PERCHE’ (SOLO) CINQUE?
E’ difficile dare una risposta a questa domanda senza affidarsi alla lungimiranza e saggezza del Buddha. Alcuni maestri hanno però notato come questi Cinque Ostacoli corrispondano a delle tendenze energetiche di base presenti negli esseri umani: andare verso, respingere, cadere nell’inazione, eccitarsi, vacillare. Quando si incontra nella propria vita o nella propria pratica una determinata tendenza, più o meno disturbante, possiamo chiederci quale sia la sua qualità energetica e molto probabilmente ci sarà facile trovare una corrispondenza nelle succitate tendenze. Si dice a volte che nel Buddhismo dei Sutta ci sia poca enfasi sulla paura. Alla luce di quanto sopra si può invece praticare chiedendosi: “la paura che provo mi blocca, mi eccita mi manda in confusione….?” Stare con la paura può diventare quindi consapevolezza di uno o più ostacoli.

OSTACOLI A COSA?
Si tratta di ostacoli mentali che impediscono lo sviluppo della mente, la distraggono e la disturbano, possono addirittura possederla e ossessionarla. Impediscono alla mente distare in uno stato che porta alla concentrazione e alla realizzazione della verità. Si impossessano della mente e prendono il sopravvento sulla saggezza. Liberarsi dei Cinque Ostacoli è come liberarsi da un debito, riprendersi da una malattia, uscire di prigione, raggiungere un luogo sicuro.
Si dice spesso che per sviluppare la calma concentrata e poi realizzare stati di profondo assorbimento meditativo (Jhana) è necessario almeno sospendere l’operatività dei Cinque Ostacoli.

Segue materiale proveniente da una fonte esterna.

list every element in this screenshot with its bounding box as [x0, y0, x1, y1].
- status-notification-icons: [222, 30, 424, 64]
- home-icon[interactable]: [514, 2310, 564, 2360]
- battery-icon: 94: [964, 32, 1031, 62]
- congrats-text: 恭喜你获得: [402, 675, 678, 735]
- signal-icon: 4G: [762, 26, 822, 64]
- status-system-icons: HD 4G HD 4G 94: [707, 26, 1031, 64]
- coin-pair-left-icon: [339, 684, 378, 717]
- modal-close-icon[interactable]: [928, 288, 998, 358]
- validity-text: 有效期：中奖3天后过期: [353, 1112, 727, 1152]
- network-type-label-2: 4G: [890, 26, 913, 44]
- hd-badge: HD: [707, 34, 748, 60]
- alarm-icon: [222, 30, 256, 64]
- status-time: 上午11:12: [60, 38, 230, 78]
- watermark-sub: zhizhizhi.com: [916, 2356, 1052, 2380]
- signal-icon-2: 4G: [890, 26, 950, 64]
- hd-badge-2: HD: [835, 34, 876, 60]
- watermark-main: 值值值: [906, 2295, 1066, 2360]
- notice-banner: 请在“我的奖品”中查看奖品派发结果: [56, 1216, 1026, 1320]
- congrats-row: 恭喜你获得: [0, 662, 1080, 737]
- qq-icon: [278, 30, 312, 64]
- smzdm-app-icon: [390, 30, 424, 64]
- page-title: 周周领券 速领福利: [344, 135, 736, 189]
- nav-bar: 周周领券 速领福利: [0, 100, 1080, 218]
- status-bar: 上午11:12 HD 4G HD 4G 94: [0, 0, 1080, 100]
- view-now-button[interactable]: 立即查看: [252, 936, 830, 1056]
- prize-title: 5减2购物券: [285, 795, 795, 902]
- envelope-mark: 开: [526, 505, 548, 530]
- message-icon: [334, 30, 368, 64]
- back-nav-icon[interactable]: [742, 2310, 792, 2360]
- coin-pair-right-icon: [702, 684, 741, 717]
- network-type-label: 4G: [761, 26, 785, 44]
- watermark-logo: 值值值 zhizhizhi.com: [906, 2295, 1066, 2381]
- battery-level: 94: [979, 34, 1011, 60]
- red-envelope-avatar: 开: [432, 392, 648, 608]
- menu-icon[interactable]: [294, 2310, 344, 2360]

COME LAVORARE SUI CINQUE OSTACOLI?

È una questione soprattutto di pratica che va appresa con un insegnante, ma si può dire qualcosa prendendo spunto sempre dal Satipatthana Sutta. Il Buddha raccomanda prima di tutto di essere consapevoli se uno o più ostacoli sono presenti o meno nella mente del meditante. Inoltre raccomanda di sapere come un ostacolo non sorto può sorgere, come un ostacolo sorto può essere abbandonato e come un ostacolo abbandonato possa non sorgere più in futuro. La consapevolezza è quindi in questo caso uno sguardo ampio sulla percezione, la mente e i meccanismi che le regolano. Si nota infine come il Buddha non raccomandi alcuna azione repressiva, giudicante o moraleggiante nei confronti dei Cinque Ostacoli, ma una pura e semplice pratica di consapevolezza. Semplicità che a volte è difficile da comprendere appieno.